The stable property of Newton slopes for general Witt towers

TL;DR

This paper investigates the Newton slopes of zeta functions in Artin-Schreier-Witt towers over finite fields, showing they form stable, proportionally changing arithmetic progressions as conductors grow large.

Contribution

It generalizes previous results by proving the stability and proportional change of Newton slopes for a broad class of Witt towers using $(p^{ heta},T)$-topology.

Findings

Newton slopes form unions of arithmetic progressions

Slopes change proportionally with conductor increases

Generalizes previous results beyond roots of unity

Abstract

Any polynomial $f(x)\in\mathbb{Z}_q[x]$ defines a Witt vector $[f]\in W(\mathbb{F}_q[x])$. Consider the Artin-Schreier-Witt tower $y^F-y=[f]$. This is a tower of curves over $\mathbb{F}_q$, with total Galois group $\mathbb{Z}_p$. We want to study the Newton slopes of zeta functions of this tower.

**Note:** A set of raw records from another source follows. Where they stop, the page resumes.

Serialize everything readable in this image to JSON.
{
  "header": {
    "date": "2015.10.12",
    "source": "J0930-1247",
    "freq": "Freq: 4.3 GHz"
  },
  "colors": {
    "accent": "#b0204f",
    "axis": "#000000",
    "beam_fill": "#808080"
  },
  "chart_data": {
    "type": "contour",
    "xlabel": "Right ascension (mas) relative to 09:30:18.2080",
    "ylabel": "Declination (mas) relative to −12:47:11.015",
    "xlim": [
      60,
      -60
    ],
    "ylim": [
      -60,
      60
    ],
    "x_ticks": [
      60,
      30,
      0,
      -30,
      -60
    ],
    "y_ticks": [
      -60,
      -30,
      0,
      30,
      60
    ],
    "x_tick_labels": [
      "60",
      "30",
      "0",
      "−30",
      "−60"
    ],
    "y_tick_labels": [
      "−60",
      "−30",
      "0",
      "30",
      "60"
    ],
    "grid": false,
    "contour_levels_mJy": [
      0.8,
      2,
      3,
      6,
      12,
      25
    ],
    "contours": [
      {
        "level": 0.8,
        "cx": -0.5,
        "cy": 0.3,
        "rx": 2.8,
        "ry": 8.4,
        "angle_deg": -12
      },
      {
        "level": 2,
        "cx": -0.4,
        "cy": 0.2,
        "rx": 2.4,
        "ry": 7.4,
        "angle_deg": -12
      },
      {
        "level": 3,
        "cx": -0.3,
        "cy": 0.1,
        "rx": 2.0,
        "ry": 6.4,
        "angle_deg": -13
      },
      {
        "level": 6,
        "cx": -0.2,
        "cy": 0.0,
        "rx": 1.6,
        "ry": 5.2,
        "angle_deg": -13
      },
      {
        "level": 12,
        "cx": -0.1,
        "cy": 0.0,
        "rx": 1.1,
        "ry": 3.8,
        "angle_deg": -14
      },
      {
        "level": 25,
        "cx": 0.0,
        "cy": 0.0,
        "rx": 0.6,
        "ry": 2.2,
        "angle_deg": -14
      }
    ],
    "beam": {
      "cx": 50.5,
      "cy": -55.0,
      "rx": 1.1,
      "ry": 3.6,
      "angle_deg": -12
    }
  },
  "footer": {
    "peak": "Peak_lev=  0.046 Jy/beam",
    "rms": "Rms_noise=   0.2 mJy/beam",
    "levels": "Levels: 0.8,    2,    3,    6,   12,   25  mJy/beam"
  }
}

We reduce it to the Newton polygons of L-functions associated with characters on the Galois groups. We prove that, when the conductors are large enough, these Newton slopes are unions of arithmetic progressions which are changing proportionally as the conductor increases. This is a generalization of the result of \cite{Da}, where they get the same result in the case the non-zero coefficients of $f(x)$ are roots of unity. To overcome the new difficulty in our process, we apply some $(p^{\theta},T)$-topology.